Equine Professionals Not Liable for Child’s Horseback Riding Injuries Because They Were Immune Under Alabama’s Equine Activities Liability Protection Act.

The plaintiffs were the parents of a child who was injured when he fell off a horse at the defendants’ riding establishment. The plaintiffs alleged that the defendants were negligent in failing to train and supervise the riders. The trial court granted summary judgment to the defendants on the grounds that they were immune from suit under the Equine Activities Liability Protection Act ("the Equine Act"), codified at § 6-5-337, Ala. Code 1975. The Equine Act provided immunity to equine professionals for personal injuries resulting from “equine activities.” On appeal, the plaintiffs argued that the defendants were not immune under the Equine Act because the accident fell under the statutory exception of failing to make "reasonable and prudent efforts to determine a rider’s ability to engage safely in horseback riding.” The court disagreed and affirmed the trial court’s judgment in favor of the defendants.
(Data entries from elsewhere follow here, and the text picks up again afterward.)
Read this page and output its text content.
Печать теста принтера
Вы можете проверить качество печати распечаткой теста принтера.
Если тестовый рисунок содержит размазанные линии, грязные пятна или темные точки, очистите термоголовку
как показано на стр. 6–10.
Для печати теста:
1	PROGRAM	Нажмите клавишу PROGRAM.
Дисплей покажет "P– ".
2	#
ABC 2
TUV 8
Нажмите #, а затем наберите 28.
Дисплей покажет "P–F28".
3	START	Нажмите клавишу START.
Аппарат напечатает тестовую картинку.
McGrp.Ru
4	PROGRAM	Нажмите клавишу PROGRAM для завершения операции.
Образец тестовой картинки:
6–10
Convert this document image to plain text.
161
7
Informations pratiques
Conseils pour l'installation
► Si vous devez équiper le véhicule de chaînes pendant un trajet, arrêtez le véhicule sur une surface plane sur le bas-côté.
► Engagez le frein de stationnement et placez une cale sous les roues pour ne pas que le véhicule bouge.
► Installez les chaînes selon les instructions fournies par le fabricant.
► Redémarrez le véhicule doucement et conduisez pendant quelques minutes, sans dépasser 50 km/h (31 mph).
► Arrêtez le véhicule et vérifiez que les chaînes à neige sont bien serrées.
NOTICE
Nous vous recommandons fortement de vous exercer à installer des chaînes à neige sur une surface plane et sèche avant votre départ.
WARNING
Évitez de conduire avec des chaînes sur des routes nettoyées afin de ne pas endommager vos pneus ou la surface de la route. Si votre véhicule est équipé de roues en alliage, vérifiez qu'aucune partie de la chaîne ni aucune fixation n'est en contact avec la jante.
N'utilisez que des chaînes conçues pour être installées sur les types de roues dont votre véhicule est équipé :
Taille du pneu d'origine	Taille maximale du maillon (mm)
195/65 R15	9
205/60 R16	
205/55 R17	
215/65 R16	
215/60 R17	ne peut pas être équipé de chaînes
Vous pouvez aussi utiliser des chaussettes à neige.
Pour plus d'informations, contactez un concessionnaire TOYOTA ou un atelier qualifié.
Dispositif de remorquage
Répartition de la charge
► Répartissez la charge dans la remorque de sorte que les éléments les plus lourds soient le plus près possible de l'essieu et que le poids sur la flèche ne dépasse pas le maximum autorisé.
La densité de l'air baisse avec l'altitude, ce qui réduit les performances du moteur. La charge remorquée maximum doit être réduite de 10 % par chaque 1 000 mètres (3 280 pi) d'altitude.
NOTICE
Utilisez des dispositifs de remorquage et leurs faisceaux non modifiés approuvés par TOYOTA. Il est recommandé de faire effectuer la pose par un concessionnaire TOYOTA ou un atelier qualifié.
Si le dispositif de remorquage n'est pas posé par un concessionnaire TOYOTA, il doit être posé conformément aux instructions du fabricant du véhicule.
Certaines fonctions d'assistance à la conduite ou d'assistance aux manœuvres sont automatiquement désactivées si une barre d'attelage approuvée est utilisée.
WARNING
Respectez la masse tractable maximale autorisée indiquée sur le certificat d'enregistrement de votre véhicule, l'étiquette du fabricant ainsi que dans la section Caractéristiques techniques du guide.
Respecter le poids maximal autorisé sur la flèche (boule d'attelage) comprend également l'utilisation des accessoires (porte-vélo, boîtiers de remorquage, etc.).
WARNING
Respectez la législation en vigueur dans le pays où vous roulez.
The evidence was undisputed that the injury to the child occurred as a result of the horse becoming startled, or the "propensity of an equine to behave in ways that may result in injury, harm, or death to persons on or around them" and because of the "unpredictability of the reaction  of the horse to other animals" as set forth in Ala. Code § 6-5-337(b)(6)(a) and (b).  Estes v. Stepping Stone Farm, LLC, No. 2120519, 2014 Ala. Civ. App. LEXIS 65 (Ala. Ct. Civ. App. Apr. 11, 2014).